Wenig Vision für EU der BürgerInnen

Straßburg – Bei seiner Rede zur Lage der Union zeigt sich Kommissionspräsident Jean-Claude Juncker erneut als Wahrer des neoliberalen Status Quo statt als mutiger Initiator eines Kurswechsels. Die Grünen Europaabgeordneten Monika Vana und Michel Reimon kritisieren, dass trotz anhaltender Krise und Brexit nach wie vor nicht die Bürgerinnen und Bürger, sondern vor allem Großkonzerne und Lobbies im Mittelpunkt von Vorhaben der Kommission stehen.

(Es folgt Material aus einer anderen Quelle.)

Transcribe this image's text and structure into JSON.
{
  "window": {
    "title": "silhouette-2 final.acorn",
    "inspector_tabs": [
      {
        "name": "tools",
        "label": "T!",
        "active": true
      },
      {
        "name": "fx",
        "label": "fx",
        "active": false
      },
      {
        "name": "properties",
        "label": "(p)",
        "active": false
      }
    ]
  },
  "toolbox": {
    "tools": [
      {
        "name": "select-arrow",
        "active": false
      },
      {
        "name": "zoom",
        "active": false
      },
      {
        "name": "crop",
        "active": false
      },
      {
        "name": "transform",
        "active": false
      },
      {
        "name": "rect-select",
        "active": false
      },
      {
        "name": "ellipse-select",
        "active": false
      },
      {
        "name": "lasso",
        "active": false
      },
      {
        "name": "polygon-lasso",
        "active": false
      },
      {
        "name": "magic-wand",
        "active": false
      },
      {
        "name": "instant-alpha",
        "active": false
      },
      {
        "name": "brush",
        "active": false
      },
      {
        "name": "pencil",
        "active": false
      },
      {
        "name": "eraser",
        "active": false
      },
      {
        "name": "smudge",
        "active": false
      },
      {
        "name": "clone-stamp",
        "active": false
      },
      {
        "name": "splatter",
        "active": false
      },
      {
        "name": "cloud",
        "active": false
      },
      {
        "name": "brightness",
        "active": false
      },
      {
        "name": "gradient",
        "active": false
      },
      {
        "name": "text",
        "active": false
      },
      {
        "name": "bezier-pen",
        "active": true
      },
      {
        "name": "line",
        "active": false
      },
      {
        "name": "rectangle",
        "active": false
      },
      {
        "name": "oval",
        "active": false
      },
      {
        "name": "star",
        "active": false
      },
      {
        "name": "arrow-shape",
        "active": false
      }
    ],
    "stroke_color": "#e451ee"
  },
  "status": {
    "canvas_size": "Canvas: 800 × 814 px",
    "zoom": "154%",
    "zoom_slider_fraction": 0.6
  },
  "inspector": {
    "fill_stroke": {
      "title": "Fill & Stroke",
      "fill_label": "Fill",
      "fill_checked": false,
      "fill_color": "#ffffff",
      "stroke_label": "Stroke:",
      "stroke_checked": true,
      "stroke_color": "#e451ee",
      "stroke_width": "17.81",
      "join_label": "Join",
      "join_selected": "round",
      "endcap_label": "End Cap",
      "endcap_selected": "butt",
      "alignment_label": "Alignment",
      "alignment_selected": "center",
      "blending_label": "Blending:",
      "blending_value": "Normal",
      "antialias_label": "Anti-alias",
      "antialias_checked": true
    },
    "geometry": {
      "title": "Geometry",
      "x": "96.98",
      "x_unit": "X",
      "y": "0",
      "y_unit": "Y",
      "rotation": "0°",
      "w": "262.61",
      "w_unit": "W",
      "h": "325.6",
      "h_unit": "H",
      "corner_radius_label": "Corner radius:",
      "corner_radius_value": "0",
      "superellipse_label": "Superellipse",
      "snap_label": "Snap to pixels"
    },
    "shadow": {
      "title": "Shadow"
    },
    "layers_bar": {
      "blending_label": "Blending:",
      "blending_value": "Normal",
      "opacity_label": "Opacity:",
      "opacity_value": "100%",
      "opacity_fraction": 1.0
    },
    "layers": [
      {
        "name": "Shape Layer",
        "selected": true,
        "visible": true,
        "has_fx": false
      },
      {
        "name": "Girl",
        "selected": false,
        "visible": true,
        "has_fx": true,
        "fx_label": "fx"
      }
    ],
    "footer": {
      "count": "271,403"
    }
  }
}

Monika Vana, Co-Delegationsleiterin der Grünen betont: „Juncker wünscht sich eine Verteidigungs-, Energie- und Bankenunion. Die Sozialunion wird dagegen mit keinem Wort angesprochen. Stattdessen sind bereits Milliardeninvestitionen für die Rüstungsindustrie vorgesehen sind. Mit seinem vom Rechnungshof zerpflückten EFSI-Fonds für Hochrisiko-, Atom- und Autobahnprojekte fehlen Investitionen für jene Menschen, die es am dringendsten brauchen. Juncker spricht sich erneut für mehr Freihandel aus, TTIP für die ganze Welt sozusagen. Als nächstes mit Australien und Neuseeland. Die EU macht also weiter Umverteilung von unten nach oben, lernt nichts aus Fehlern und nützt ihre Möglichkeiten nicht. Wir Grüne stehen für einen anderen Kurs in die Zukunft Europas.“

Kommissionspräsident Juncker geht auf die lang geforderte Transparenz während den Verhandlungen zu Freihandelsabkommen ein. Dies ist aber nur ein Ablenkungsmanöver, um den umstrittenen Investitionsschutz aus der öffentlichen Debatte zu nehmen und Großkonzernen weiterhin Sonderrechte zu ermöglichen. Michel Reimon, Co-Delegationsleiter der Grünen und Mitglied des Industrieausschusses sagt: “Handelsabkommen in Zukunft in zwei Teile zu zerlegen, um den umstrittenen Investitionsschutz hinter dem Rücken der Bevölkerung durchzubringen, ist die falsche Reaktion auf TTIP. Europa braucht moderne Fair Trade-Abkommen, sonst ist jede Diskussion über Wirtschaftsflüchtlinge und Klimawandel verlogen.”